In our country, a festival is incomplete without food! It is an essential part of the festivities, and the number and type of delicacies made on these special occasions defines the festival in many ways.
For example, when we think of Ganesh Chaturthi, instantly the image of the food that comes to our mind is of modaks and neoreos. These are the ‘must’ sweets which are made for Chaturthi.
There are also variations of these sweets. Traditional modaks are steamed and are made of a cover of rice paste, filled with a coconut-jaggery mixture. The other modaks are the fried ones, where the pastry is made of maida or wheat flour and is stuffed with similar stuffings and is deep fried. The other modaks are made of khoya, which we can easily purchase from sweet shops.
On the day of Chaturthi, there is a custom of offering 21 modaks to Lord Ganesha, which are his favourite, along with neoreos — the semi-circle shaped deep fried pastry, has a filling of desiccated coconut, semolina, dry fruits etc.
Along with these sweets, there are some interesting dishes made during Chaturthi and also on the day of Tay or Hartalika Puja — which is worship of goddess Parvati. It is usually held a day before Chaturthi and on this day, a special type of patoli is made using turmeric leaves.
“These are not the regular patoli which is stuffed with coconut and jaggery. We call it moni patoli as it is devoid of any stuffing and the leaves are layered with rice paste and steamed. Even salt is not added to it,” says Anjana Amonkar, a caterer and Goan food expert, based in Porvorim. She adds, “The food cooked for Parvati is sans salt as she craved it when she was pregnant with Lord Ganesha.”
On the day of Chaturthi, there is a custom of making a vegetable using five different leafy greens. Traditionally, in places like Bicholim, there was a custom of making five different vegetables from these greens. All these greens have to be seasonal and local. These leaves are highly nutritional and are rich in antioxidants, zinc and fiber.
The five main leafy vegetables are taikilo (Cassia tora), leaves of alsane (black-eyed beans), red and white amaranth, and leaves of drumstick. “For this vegetable, the leaves of drumstick hold relevance as it is from this time onwards that we, in Goa, start eating these leaves and not before that. This symbolizes the importance given to eating local and seasonal food,” says Amonkar.
There’s no hard and fast rule to use only these leaves. It depends mainly on the vegetables which are grown in your kitchen garden, in one’s backyard. It can also include leaves of elephant foot yam (cultivated variety), pumpkin, mustard, etc. All this delicious food is then eaten on banana leaves that impart its own flavour to the food and are an eco-friendly option, too.
THE MAIN COURSE
Along with these vegetables, some of the other dishes which are made during Chaturthi are gaathi (a curry made from moong beans), vatanyache tonak (a curry made from white peas), bhenyacho ross (a curry made from local long bhindi), khatkhate (a stew that has variety of local vegetables, tubers, etc), a green vegetable usually made of colocasia leaves, a special tonak of cucumber and also ridge gourd, as these vegetables are in season.
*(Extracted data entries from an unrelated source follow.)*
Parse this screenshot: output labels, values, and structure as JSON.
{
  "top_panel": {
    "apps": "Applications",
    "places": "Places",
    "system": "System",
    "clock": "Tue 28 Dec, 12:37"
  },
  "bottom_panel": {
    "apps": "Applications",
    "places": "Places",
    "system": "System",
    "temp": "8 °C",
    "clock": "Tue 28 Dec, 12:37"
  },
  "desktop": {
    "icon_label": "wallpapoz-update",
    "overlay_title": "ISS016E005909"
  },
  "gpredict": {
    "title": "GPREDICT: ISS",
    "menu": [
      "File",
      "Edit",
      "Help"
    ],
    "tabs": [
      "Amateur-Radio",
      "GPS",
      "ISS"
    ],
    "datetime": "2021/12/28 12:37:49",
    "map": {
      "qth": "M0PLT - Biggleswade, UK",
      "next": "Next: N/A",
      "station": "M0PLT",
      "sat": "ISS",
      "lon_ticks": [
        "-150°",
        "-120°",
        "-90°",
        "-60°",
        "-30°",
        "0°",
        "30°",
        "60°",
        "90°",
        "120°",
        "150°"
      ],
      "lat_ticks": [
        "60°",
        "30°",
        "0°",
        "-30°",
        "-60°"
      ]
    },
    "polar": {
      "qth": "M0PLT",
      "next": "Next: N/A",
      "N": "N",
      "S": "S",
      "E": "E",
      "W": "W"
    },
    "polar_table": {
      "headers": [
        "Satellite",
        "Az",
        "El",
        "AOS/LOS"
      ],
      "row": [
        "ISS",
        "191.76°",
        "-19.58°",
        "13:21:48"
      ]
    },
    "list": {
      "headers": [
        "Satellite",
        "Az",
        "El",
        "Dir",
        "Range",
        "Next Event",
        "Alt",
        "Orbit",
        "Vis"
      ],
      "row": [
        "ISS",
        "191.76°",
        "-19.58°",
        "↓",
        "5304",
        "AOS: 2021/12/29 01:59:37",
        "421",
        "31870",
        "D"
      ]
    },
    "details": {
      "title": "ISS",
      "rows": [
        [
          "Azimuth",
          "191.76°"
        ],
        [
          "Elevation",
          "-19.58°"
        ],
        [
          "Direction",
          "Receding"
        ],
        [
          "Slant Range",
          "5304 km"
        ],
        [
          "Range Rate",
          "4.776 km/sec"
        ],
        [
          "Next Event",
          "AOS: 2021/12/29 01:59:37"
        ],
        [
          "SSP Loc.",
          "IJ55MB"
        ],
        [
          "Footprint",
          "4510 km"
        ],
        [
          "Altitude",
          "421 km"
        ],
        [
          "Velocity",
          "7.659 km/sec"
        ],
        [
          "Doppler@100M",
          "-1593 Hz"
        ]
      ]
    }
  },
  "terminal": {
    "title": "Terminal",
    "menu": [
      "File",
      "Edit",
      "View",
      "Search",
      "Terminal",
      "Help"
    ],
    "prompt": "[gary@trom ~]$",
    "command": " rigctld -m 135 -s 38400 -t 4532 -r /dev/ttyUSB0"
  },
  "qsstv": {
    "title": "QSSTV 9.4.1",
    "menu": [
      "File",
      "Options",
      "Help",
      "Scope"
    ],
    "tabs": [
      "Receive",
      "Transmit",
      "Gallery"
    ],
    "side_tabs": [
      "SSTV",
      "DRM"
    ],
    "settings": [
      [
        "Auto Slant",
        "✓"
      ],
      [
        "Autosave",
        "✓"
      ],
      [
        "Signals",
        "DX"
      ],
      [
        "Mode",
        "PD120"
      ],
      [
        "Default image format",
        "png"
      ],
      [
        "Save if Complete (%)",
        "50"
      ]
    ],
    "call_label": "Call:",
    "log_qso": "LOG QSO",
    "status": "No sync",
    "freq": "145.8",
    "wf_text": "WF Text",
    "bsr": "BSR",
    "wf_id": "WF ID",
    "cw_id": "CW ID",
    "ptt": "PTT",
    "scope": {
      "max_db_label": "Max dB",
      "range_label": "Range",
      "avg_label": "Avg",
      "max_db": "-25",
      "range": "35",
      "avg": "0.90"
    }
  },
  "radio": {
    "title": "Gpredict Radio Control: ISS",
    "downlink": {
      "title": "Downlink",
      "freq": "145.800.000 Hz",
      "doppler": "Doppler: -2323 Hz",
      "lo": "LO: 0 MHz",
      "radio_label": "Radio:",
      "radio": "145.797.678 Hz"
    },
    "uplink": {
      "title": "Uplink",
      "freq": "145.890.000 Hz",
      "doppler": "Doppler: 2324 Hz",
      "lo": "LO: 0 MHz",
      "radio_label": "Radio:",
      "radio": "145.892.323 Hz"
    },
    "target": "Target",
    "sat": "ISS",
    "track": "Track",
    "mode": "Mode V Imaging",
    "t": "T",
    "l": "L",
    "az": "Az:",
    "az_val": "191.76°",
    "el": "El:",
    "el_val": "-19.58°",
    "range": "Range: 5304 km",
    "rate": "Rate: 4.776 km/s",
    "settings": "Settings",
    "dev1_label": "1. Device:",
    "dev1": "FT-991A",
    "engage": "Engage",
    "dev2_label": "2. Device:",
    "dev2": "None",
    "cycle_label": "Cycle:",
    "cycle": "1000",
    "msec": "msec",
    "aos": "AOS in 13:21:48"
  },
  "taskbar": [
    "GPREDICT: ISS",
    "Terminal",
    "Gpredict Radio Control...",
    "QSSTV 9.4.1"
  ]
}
All these items are served with steamed rice and varan and also puris or vade. There are also accompaniments like papad, bhajiyas, pickle, sol kadi, fried breadfruit fritters etc. However, any thali is incomplete without sweet dishes, so the festive thali has sweet dishes like Sakhar Bhaat, Kheer, Mangane, etc. Kheer is made using milk, or the traditional way using coconut milk, along with vermicelli, etc.
All these dishes are served on a banana leaf and is first offered to the deities, which is known as naivaidya. Five plates are served to the deities. In some families, a small plate is offered to the mouse—the vahan of Lord Ganesh.
Along with this naivaidya, there is also a custom known as panch khajya that consists of five items which are deep and are of five different shapes. This is a wheat flour pastry, stuffed with chickpea flour and a jaggery-based paste. The stuffing is similar to puran poli stuffing. It usually has the shape of neoreos, modak, star, toffee, etc.
The variety of dishes made for Ganesh Chaturthi is endless. They emphasise seasonal, local ingredients and celebration of the new harvest as well as the biodiversity.
On that note, Happy Ganesh Chaturthi!